The Monster Plot

Thomas Powers

  • The Ghost: The Secret Life of CIA Spymaster James Jesus Angleton by Jefferson Morley
    Scribe, 336 pp, £20.00, December 2017, ISBN 978 1 911344 73 5

James Angleton, chief of counterintelligence at the CIA for twenty years, was not the ideal spy. The ideal spy is a mouse-coloured blur in the crowd, someone like George Smiley, described by his wife as ‘breathtakingly ordinary’. There was nothing ordinary about Angleton. Once experienced, his history, his appearance, his manner, and his stubborn refusal to be clear were all indelible. I spent an afternoon with him once in the old Army and Navy Club in Washington. Everything about him held my attention, starting with his history as a counterintelligence officer in London during the Second World War, fresh out of Yale. But it was the man himself, sitting on the edge of an overstuffed club chair, pulling a Virginia Slim from a cigarette packet, that really left an impression.

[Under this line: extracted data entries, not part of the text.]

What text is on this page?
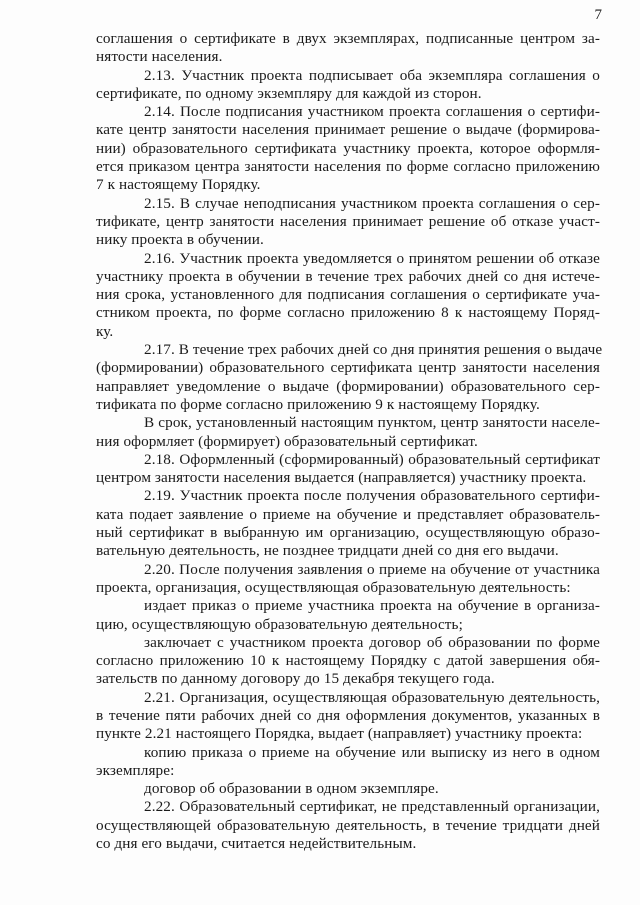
7
соглашения о сертификате в двух экземплярах, подписанные центром за-
нятости населения.
2.13. Участник проекта подписывает оба экземпляра соглашения о
сертификате, по одному экземпляру для каждой из сторон.
2.14. После подписания участником проекта соглашения о сертифи-
кате центр занятости населения принимает решение о выдаче (формирова-
нии) образовательного сертификата участнику проекта, которое оформля-
ется приказом центра занятости населения по форме согласно приложению
7 к настоящему Порядку.
2.15. В случае неподписания участником проекта соглашения о сер-
тификате, центр занятости населения принимает решение об отказе участ-
нику проекта в обучении.
2.16. Участник проекта уведомляется о принятом решении об отказе
участнику проекта в обучении в течение трех рабочих дней со дня истече-
ния срока, установленного для подписания соглашения о сертификате уча-
стником проекта, по форме согласно приложению 8 к настоящему Поряд-
ку.
2.17. В течение трех рабочих дней со дня принятия решения о выдаче
(формировании) образовательного сертификата центр занятости населения
направляет уведомление о выдаче (формировании) образовательного сер-
тификата по форме согласно приложению 9 к настоящему Порядку.
В срок, установленный настоящим пунктом, центр занятости населе-
ния оформляет (формирует) образовательный сертификат.
2.18. Оформленный (сформированный) образовательный сертификат
центром занятости населения выдается (направляется) участнику проекта.
2.19. Участник проекта после получения образовательного сертифи-
ката подает заявление о приеме на обучение и представляет образователь-
ный сертификат в выбранную им организацию, осуществляющую образо-
вательную деятельность, не позднее тридцати дней со дня его выдачи.
2.20. После получения заявления о приеме на обучение от участника
проекта, организация, осуществляющая образовательную деятельность:
издает приказ о приеме участника проекта на обучение в организа-
цию, осуществляющую образовательную деятельность;
заключает с участником проекта договор об образовании по форме
согласно приложению 10 к настоящему Порядку с датой завершения обя-
зательств по данному договору до 15 декабря текущего года.
2.21. Организация, осуществляющая образовательную деятельность,
в течение пяти рабочих дней со дня оформления документов, указанных в
пункте 2.21 настоящего Порядка, выдает (направляет) участнику проекта:
копию приказа о приеме на обучение или выписку из него в одном
экземпляре:
договор об образовании в одном экземпляре.
2.22. Образовательный сертификат, не представленный организации,
осуществляющей образовательную деятельность, в течение тридцати дней
со дня его выдачи, считается недействительным.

No man was ever more deliberate, from the way he lit and held that cigarette, and followed it with another, to the cock of his head and the play of his eyebrows and his wide mouth, which said much that he declined to put into words. But the thing I carried away at the end of two hours was the way his person, so focused and unhurried, and his style of thinking had fused over the previous thirty years.